When contacted, Dr. Khaqan Najeeb, former Director-General, Economic Reform Unit, Ministry of Finance, said general subsidies are less welfare-enhancing for the vulnerable, and that is the reason governments should always promote targeted subsidy regimes. Pakistan has just completed a National Socio-Economic Registry in June 2021 with a door-to-door survey of 33 million households. A good initiative indeed. This should be the right data to use for any future subsidy targeting.
Dr. Khaqan emphasised that a general subsidy on fuel and electricity can have substantive fiscal implications. Electricity consumption in the summers (March to June) is the highest during the year. The Rs5 subsidy will be used to adjust the fuel price adjustment monthly for residential and commercial consumers.
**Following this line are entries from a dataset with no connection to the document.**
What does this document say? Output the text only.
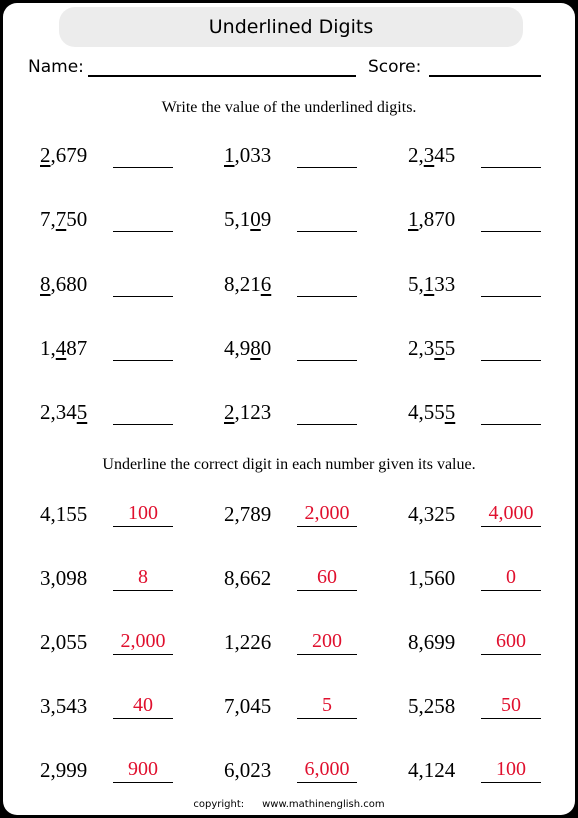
Underlined Digits
Name:	Score:
Write the value of the underlined digits.
2,679	1,033	2,345
7,750	5,109	1,870
8,680	8,216	5,133
1,487	4,980	2,355
2,345	2,123	4,555
Underline the correct digit in each number given its value.
4,155	100	2,789	2,000	4,325	4,000
3,098	8	8,662	60	1,560	0
2,055	2,000	1,226	200	8,699	600
3,543	40	7,045	5	5,258	50
2,999	900	6,023	6,000	4,124	100
copyright: www.mathinenglish.com
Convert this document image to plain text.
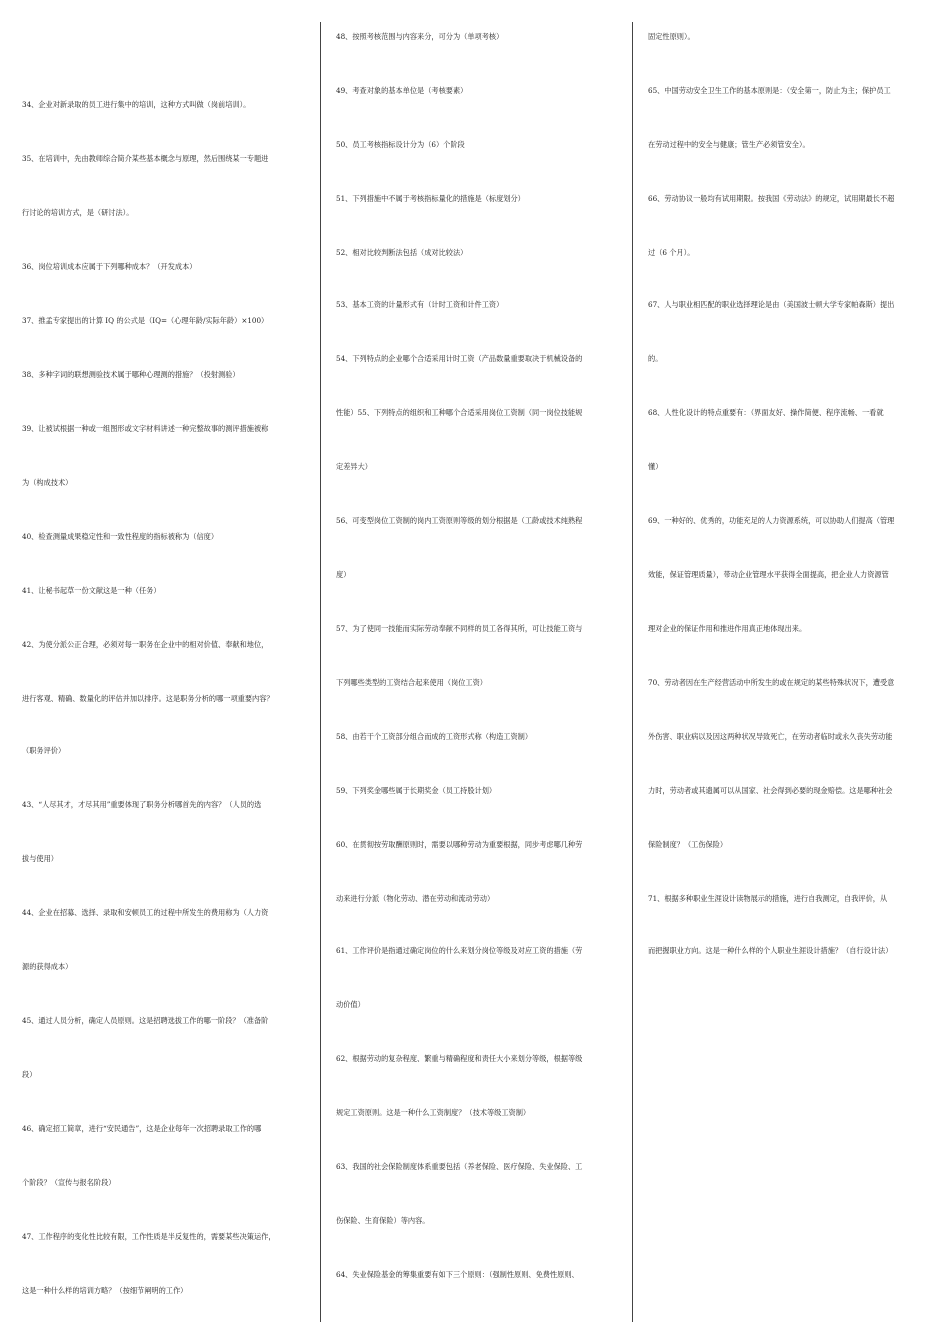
34、企业对新录取的员工进行集中的培训，这种方式叫做（岗前培训）。
35、在培训中，先由教师综合简介某些基本概念与原理，然后围绕某一专题进
行讨论的培训方式，是（研讨法）。
36、岗位培训成本应属于下列哪种成本？（开发成本）
37、推孟专家提出的计算 IQ 的公式是（IQ=（心理年龄/实际年龄）×100）
38、多种字词的联想测验技术属于哪种心理测的措施？（投射测验）
39、让被试根据一种或一组图形或文字材料讲述一种完整故事的测评措施被称
为（构成技术）
40、检查测量成果稳定性和一致性程度的指标被称为（信度）
41、让秘书起草一份文献这是一种（任务）
42、为使分派公正合理，必须对每一职务在企业中的相对价值、奉献和地位，
进行客观、精确、数量化的评估并加以排序。这是职务分析的哪一项重要内容？
（职务评价）
43、“人尽其才，才尽其用”重要体现了职务分析哪首先的内容？（人员的选
拔与使用）
44、企业在招募、选择、录取和安顿员工的过程中所发生的费用称为（人力资
源的获得成本）
45、通过人员分析，确定人员原则。这是招聘选拔工作的哪一阶段？（准备阶
段）
46、确定招工简章，进行“安民通告”，这是企业每年一次招聘录取工作的哪
个阶段？（宣传与报名阶段）
47、工作程序的变化性比较有限，工作性质是半反复性的，需要某些决策运作，
这是一种什么样的培训方略？（按细节阐明的工作）
48、按照考核范围与内容来分，可分为（单项考核）
49、考查对象的基本单位是（考核要素）
50、员工考核指标设计分为（6）个阶段
51、下列措施中不属于考核指标量化的措施是（标度划分）
52、相对比较判断法包括（成对比较法）
53、基本工资的计量形式有（计时工资和计件工资）
54、下列特点的企业哪个合适采用计时工资（产品数量重要取决于机械设备的
性能）55、下列特点的组织和工种哪个合适采用岗位工资制（同一岗位技能规
定差异大）
56、可变型岗位工资制的岗内工资原则等级的划分根据是（工龄或技术纯熟程
度）
57、为了使同一技能而实际劳动奉献不同样的员工各得其所，可让技能工资与
下列哪些类型的工资结合起来使用（岗位工资）
58、由若干个工资部分组合而成的工资形式称（构造工资制）
59、下列奖金哪些属于长期奖金（员工持股计划）
60、在贯彻按劳取酬原则时，需要以哪种劳动为重要根据，同步考虑哪几种劳
动来进行分派（物化劳动、潜在劳动和流动劳动）
61、工作评价是指通过确定岗位的什么来划分岗位等级及对应工资的措施（劳
动价值）
62、根据劳动的复杂程度、繁重与精确程度和责任大小来划分等级，根据等级
规定工资原则。这是一种什么工资制度？（技术等级工资制）
63、我国的社会保险制度体系重要包括（养老保险、医疗保险、失业保险、工
伤保险、生育保险）等内容。
64、失业保险基金的筹集重要有如下三个原则：（强制性原则、免费性原则、
固定性原则）。
65、中国劳动安全卫生工作的基本原则是：（安全第一，防止为主；保护员工
在劳动过程中的安全与健康；管生产必须管安全）。
66、劳动协议一般均有试用期限。按我国《劳动法》的规定，试用期最长不超
过（6 个月）。
67、人与职业相匹配的职业选择理论是由（美国波士顿大学专家帕森斯）提出
的。
68、人性化设计的特点重要有：（界面友好、操作简便、程序流畅、一看就
懂）
69、一种好的、优秀的，功能充足的人力资源系统，可以协助人们提高（管理
效能，保证管理质量），带动企业管理水平获得全面提高，把企业人力资源管
理对企业的保证作用和推进作用真正地体现出来。
70、劳动者因在生产经营活动中所发生的或在规定的某些特殊状况下，遭受意
外伤害、职业病以及因这两种状况导致死亡，在劳动者临时或永久丧失劳动能
力时，劳动者或其遗属可以从国家、社会得到必要的现金赔偿。这是哪种社会
保险制度？（工伤保险）
71、根据多种职业生涯设计读物展示的措施，进行自我测定，自我评价，从
而把握职业方向。这是一种什么样的个人职业生涯设计措施？（自行设计法）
In a sense, the government has temporarily abolished the fuel price adjustment for four months.
Assuming a sale of 40 billion GWh of electricity in four months, this can translate into a subsidy of Rs200 billion. If not paid for, this would be taken as a prior year adjustment in the next year’s electricity tariff, thereby increasing it further. He concluded that if there was a reduction in the price of oil, its consumption could further impact the high $7MFY22 $11.6 bn current account deficit, which the government has been trying to curtail through various measures. In the short run, the government can reduce the Petroleum Development Levy for the Rs10 reduction. However, a funded subsidy from the current budget would have to be created to fund this.